与えるというものではないが、人に是非渡しておかねばならぬ大切な預かりものが自分の内にある

シモーヌ・ヴェイユ

シモーヌ・ヴェイユは、34歳で早世した仏の女性哲学者。ヒンドゥーの聖典『バガヴァット・ギーター』を評価し、美と自己否定を結びつけた。

人が美を鑑賞するとき、自分はいない。自分が所有しようとは思わない。

こんな考え。

なお、私は「シモーヌ」という表記は嫌い。

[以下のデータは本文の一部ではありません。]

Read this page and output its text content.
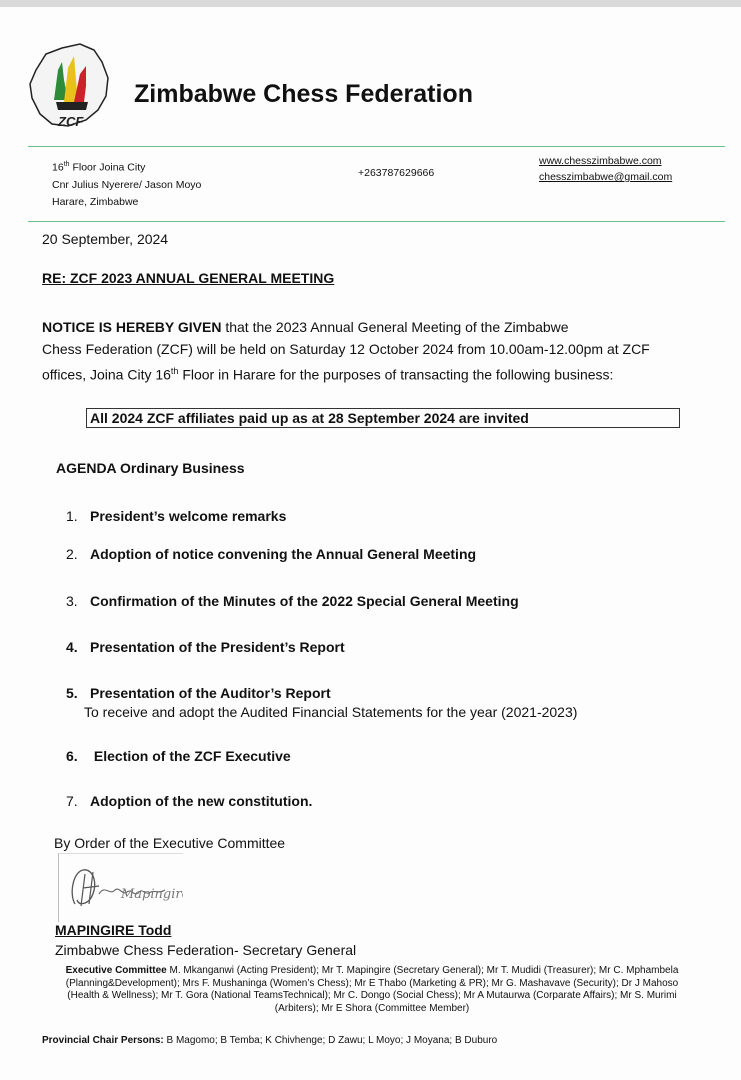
ZCF
Zimbabwe Chess Federation
16th Floor Joina City
Cnr Julius Nyerere/ Jason Moyo
Harare, Zimbabwe
+263787629666
www.chesszimbabwe.com
chesszimbabwe@gmail.com
20 September, 2024
RE: ZCF 2023 ANNUAL GENERAL MEETING
NOTICE IS HEREBY GIVEN that the 2023 Annual General Meeting of the Zimbabwe
Chess Federation (ZCF) will be held on Saturday 12 October 2024 from 10.00am-12.00pm at ZCF
offices, Joina City 16th Floor in Harare for the purposes of transacting the following business:
All 2024 ZCF affiliates paid up as at 28 September 2024 are invited
AGENDA Ordinary Business
1. President’s welcome remarks
2. Adoption of notice convening the Annual General Meeting
3. Confirmation of the Minutes of the 2022 Special General Meeting
4. Presentation of the President’s Report
5. Presentation of the Auditor’s Report
To receive and adopt the Audited Financial Statements for the year (2021-2023)
6. Election of the ZCF Executive
7. Adoption of the new constitution.
By Order of the Executive Committee
Mapingire
MAPINGIRE Todd
Zimbabwe Chess Federation- Secretary General
Executive Committee M. Mkanganwi (Acting President); Mr T. Mapingire (Secretary General); Mr T. Mudidi (Treasurer); Mr C. Mphambela (Planning&Development); Mrs F. Mushaninga (Women’s Chess); Mr E Thabo (Marketing & PR); Mr G. Mashavave (Security); Dr J Mahoso (Health & Wellness); Mr T. Gora (National TeamsTechnical); Mr C. Dongo (Social Chess); Mr A Mutaurwa (Corparate Affairs); Mr S. Murimi (Arbiters); Mr E Shora (Committee Member)
Provincial Chair Persons: B Magomo; B Temba; K Chivhenge; D Zawu; L Moyo; J Moyana; B Duburo
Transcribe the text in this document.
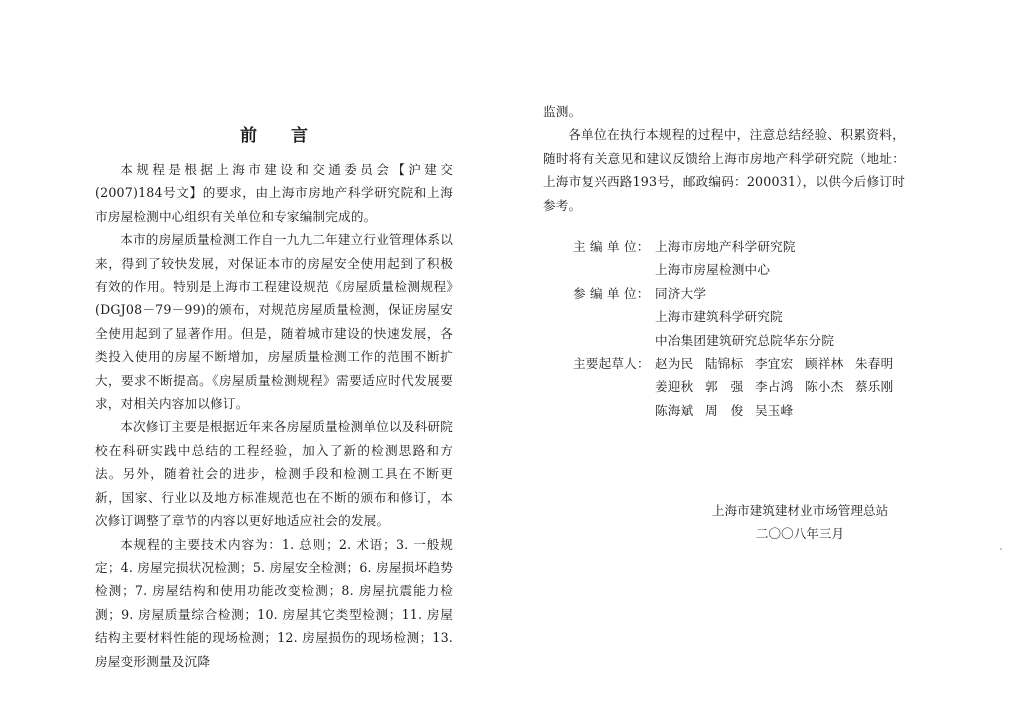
前 言

本规程是根据上海市建设和交通委员会【沪建交(2007)184号文】的要求，由上海市房地产科学研究院和上海市房屋检测中心组织有关单位和专家编制完成的。

本市的房屋质量检测工作自一九九二年建立行业管理体系以来，得到了较快发展，对保证本市的房屋安全使用起到了积极有效的作用。特别是上海市工程建设规范《房屋质量检测规程》(DGJ08－79－99)的颁布，对规范房屋质量检测，保证房屋安全使用起到了显著作用。但是，随着城市建设的快速发展，各类投入使用的房屋不断增加，房屋质量检测工作的范围不断扩大，要求不断提高。《房屋质量检测规程》需要适应时代发展要求，对相关内容加以修订。

本次修订主要是根据近年来各房屋质量检测单位以及科研院校在科研实践中总结的工程经验，加入了新的检测思路和方法。另外，随着社会的进步，检测手段和检测工具在不断更新，国家、行业以及地方标准规范也在不断的颁布和修订，本次修订调整了章节的内容以更好地适应社会的发展。

本规程的主要技术内容为：1. 总则；2. 术语；3. 一般规定；4. 房屋完损状况检测；5. 房屋安全检测；6. 房屋损坏趋势检测；7. 房屋结构和使用功能改变检测；8. 房屋抗震能力检测；9. 房屋质量综合检测；10. 房屋其它类型检测；11. 房屋结构主要材料性能的现场检测；12. 房屋损伤的现场检测；13. 房屋变形测量及沉降

监测。

各单位在执行本规程的过程中，注意总结经验、积累资料，随时将有关意见和建议反馈给上海市房地产科学研究院（地址：上海市复兴西路193号，邮政编码：200031），以供今后修订时参考。

主 编 单 位： 上海市房地产科学研究院
上海市房屋检测中心
参 编 单 位： 同济大学
上海市建筑科学研究院
中冶集团建筑研究总院华东分院
主要起草人： 赵为民 陆锦标 李宜宏 顾祥林 朱春明
姜迎秋 郭　强 李占鸿 陈小杰 蔡乐刚
陈海斌 周　俊 吴玉峰
上海市建筑建材业市场管理总站
二〇〇八年三月
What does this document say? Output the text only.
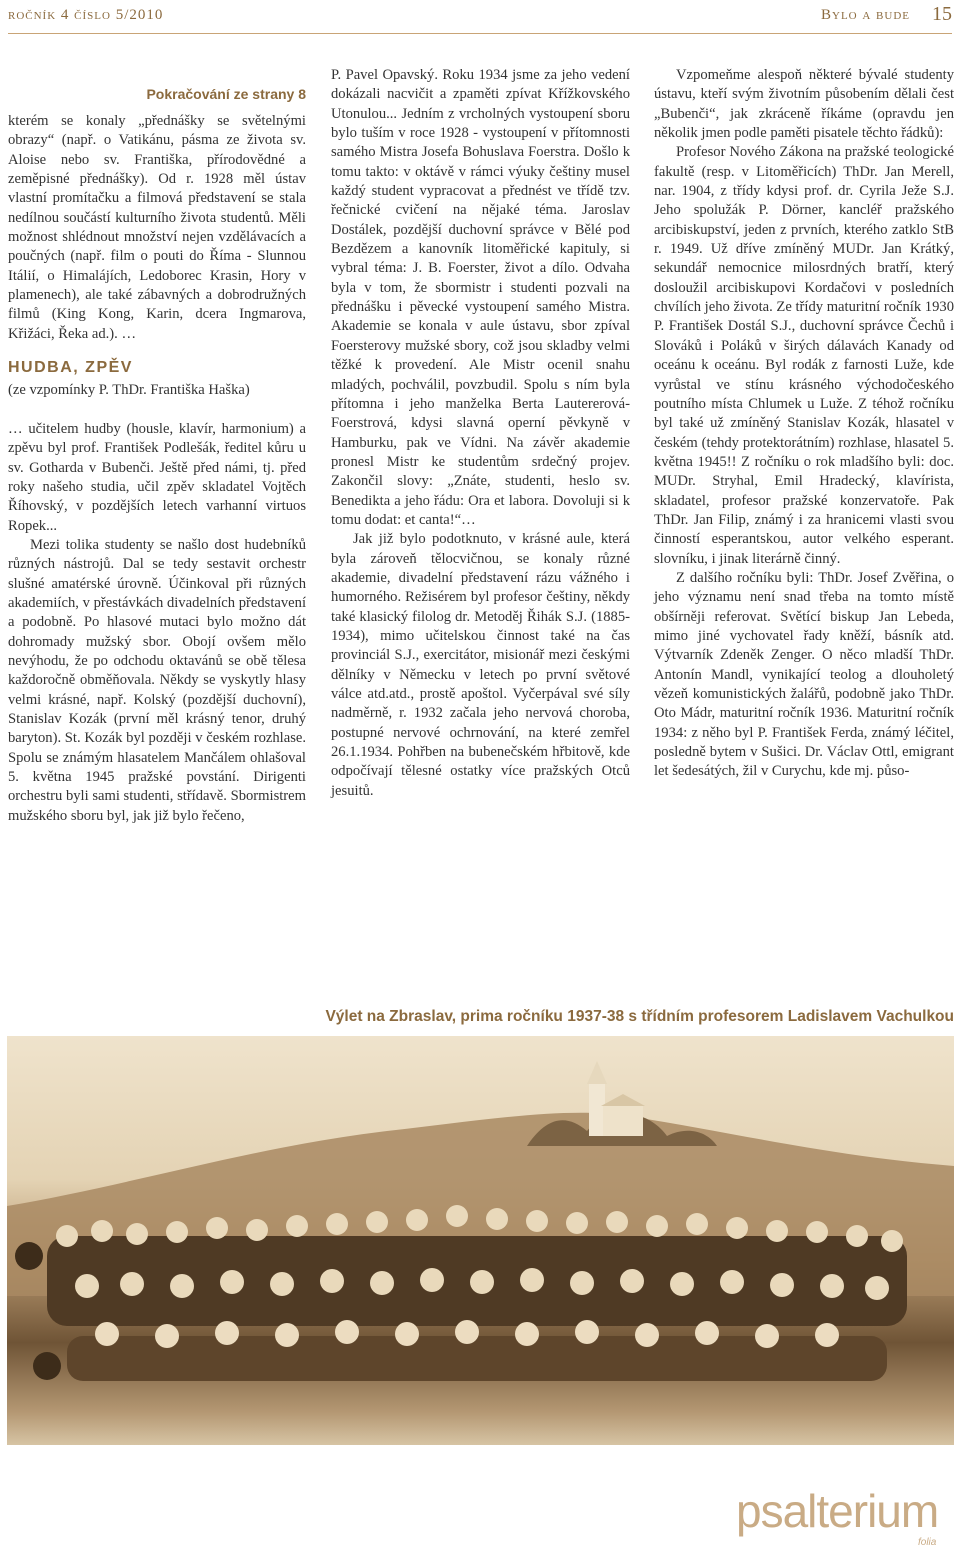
ročník 4 číslo 5/2010	Bylo a bude 15
Pokračování ze strany 8

kterém se konaly „přednášky se světelnými obrazy“ (např. o Vatikánu, pásma ze života sv. Aloise nebo sv. Františka, přírodovědné a zeměpisné přednášky). Od r. 1928 měl ústav vlastní promítačku a filmová představení se stala nedílnou součástí kulturního života studentů. Měli možnost shlédnout množství nejen vzdělávacích a poučných (např. film o pouti do Říma - Slunnou Itálií, o Himalájích, Ledoborec Krasin, Hory v plamenech), ale také zábavných a dobrodružných filmů (King Kong, Karin, dcera Ingmarova, Křižáci, Řeka ad.). …

HUDBA, ZPĚV

(ze vzpomínky P. ThDr. Františka Haška)

… učitelem hudby (housle, klavír, harmonium) a zpěvu byl prof. František Podlešák, ředitel kůru u sv. Gotharda v Bubenči. Ještě před námi, tj. před roky našeho studia, učil zpěv skladatel Vojtěch Říhovský, v pozdějších letech varhanní virtuos Ropek...

Mezi tolika studenty se našlo dost hudebníků různých nástrojů. Dal se tedy sestavit orchestr slušné amatérské úrovně. Účinkoval při různých akademiích, v přestávkách divadelních představení a podobně. Po hlasové mutaci bylo možno dát dohromady mužský sbor. Obojí ovšem mělo nevýhodu, že po odchodu oktavánů se obě tělesa každoročně obměňovala. Někdy se vyskytly hlasy velmi krásné, např. Kolský (pozdější duchovní), Stanislav Kozák (první měl krásný tenor, druhý baryton). St. Kozák byl později v českém rozhlase. Spolu se známým hlasatelem Mančálem ohlašoval 5. května 1945 pražské povstání. Dirigenti orchestru byli sami studenti, střídavě. Sbormistrem mužského sboru byl, jak již bylo řečeno,

P. Pavel Opavský. Roku 1934 jsme za jeho vedení dokázali nacvičit a zpaměti zpívat Křížkovského Utonulou... Jedním z vrcholných vystoupení sboru bylo tuším v roce 1928 - vystoupení v přítomnosti samého Mistra Josefa Bohuslava Foerstra. Došlo k tomu takto: v oktávě v rámci výuky češtiny musel každý student vypracovat a přednést ve třídě tzv. řečnické cvičení na nějaké téma. Jaroslav Dostálek, pozdější duchovní správce v Bělé pod Bezdězem a kanovník litoměřické kapituly, si vybral téma: J. B. Foerster, život a dílo. Odvaha byla v tom, že sbormistr i studenti pozvali na přednášku i pěvecké vystoupení samého Mistra. Akademie se konala v aule ústavu, sbor zpíval Foersterovy mužské sbory, což jsou skladby velmi těžké k provedení. Ale Mistr ocenil snahu mladých, pochválil, povzbudil. Spolu s ním byla přítomna i jeho manželka Berta Lautererová-Foerstrová, kdysi slavná operní pěvkyně v Hamburku, pak ve Vídni. Na závěr akademie pronesl Mistr ke studentům srdečný projev. Zakončil slovy: „Znáte, studenti, heslo sv. Benedikta a jeho řádu: Ora et labora. Dovoluji si k tomu dodat: et canta!“…

Jak již bylo podotknuto, v krásné aule, která byla zároveň tělocvičnou, se konaly různé akademie, divadelní představení rázu vážného i humorného. Režisérem byl profesor češtiny, někdy také klasický filolog dr. Metoděj Řihák S.J. (1885-1934), mimo učitelskou činnost také na čas provinciál S.J., exercitátor, misionář mezi českými dělníky v Německu v letech po první světové válce atd.atd., prostě apoštol. Vyčerpával své síly nadměrně, r. 1932 začala jeho nervová choroba, postupné nervové ochrnování, na které zemřel 26.1.1934. Pohřben na bubenečském hřbitově, kde odpočívají tělesné ostatky více pražských Otců jesuitů.

Vzpomeňme alespoň některé bývalé studenty ústavu, kteří svým životním působením dělali čest „Bubenči“, jak zkráceně říkáme (opravdu jen několik jmen podle paměti pisatele těchto řádků):

Profesor Nového Zákona na pražské teologické fakultě (resp. v Litoměřicích) ThDr. Jan Merell, nar. 1904, z třídy kdysi prof. dr. Cyrila Ježe S.J. Jeho spolužák P. Dörner, kancléř pražského arcibiskupství, jeden z prvních, kterého zatklo StB r. 1949. Už dříve zmíněný MUDr. Jan Krátký, sekundář nemocnice milosrdných bratří, který dosloužil arcibiskupovi Kordačovi v posledních chvílích jeho života. Ze třídy maturitní ročník 1930 P. František Dostál S.J., duchovní správce Čechů i Slováků i Poláků v širých dálavách Kanady od oceánu k oceánu. Byl rodák z farnosti Luže, kde vyrůstal ve stínu krásného východočeského poutního místa Chlumek u Luže. Z téhož ročníku byl také už zmíněný Stanislav Kozák, hlasatel v českém (tehdy protektorátním) rozhlase, hlasatel 5. května 1945!! Z ročníku o rok mladšího byli: doc. MUDr. Stryhal, Emil Hradecký, klavírista, skladatel, profesor pražské konzervatoře. Pak ThDr. Jan Filip, známý i za hranicemi vlasti svou činností esperantskou, autor velkého esperant. slovníku, i jinak literárně činný.

Z dalšího ročníku byli: ThDr. Josef Zvěřina, o jeho významu není snad třeba na tomto místě obšírněji referovat. Světící biskup Jan Lebeda, mimo jiné vychovatel řady kněží, básník atd. Výtvarník Zdeněk Zenger. O něco mladší ThDr. Antonín Mandl, vynikající teolog a dlouholetý vězeň komunistických žalářů, podobně jako ThDr. Oto Mádr, maturitní ročník 1936. Maturitní ročník 1934: z něho byl P. František Ferda, známý léčitel, posledně bytem v Sušici. Dr. Václav Ottl, emigrant let šedesátých, žil v Curychu, kde mj. půso-

Výlet na Zbraslav, prima ročníku 1937-38 s třídním profesorem Ladislavem Vachulkou
psalterium
folia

フランス語のSimoneはもっと典雅に、スィモゥンという感じで美しく消え入る発音だ。

読者諸賢も、Simoneの美しさを思い浮かべてSimoneを発音していただきたい。


与えるというものではないが、
人に是非渡しておかねばならぬ大切な預かりものが自分の内にある。

謙虚だ。与えるという傲慢さがない。

「預かりもの」… 人類共通の財産だ、私が専有すべきものではない、という一元論的考え。

The greatest genius is the most indebted man 

R.W.Emerson

というエマソンの言葉を想起する。歴史と先達に恩義を感じている。

冒頭のSimoneの言葉は、田里亦無(やくむ)という禅僧で、田舞徳太郎さんの師匠が、本の扉に必ず使っていたらしい。以下の本で知りました。


後記:ちょっとシモーヌ・ヴェイユをかじりました。

さらに後記:ぱっと調べて、「与えるというものではないが、人に是非渡しておかねばならぬ大切な預かりものが自分の内にある。」の原語は確認できません。どなたか確認できたら教えてください!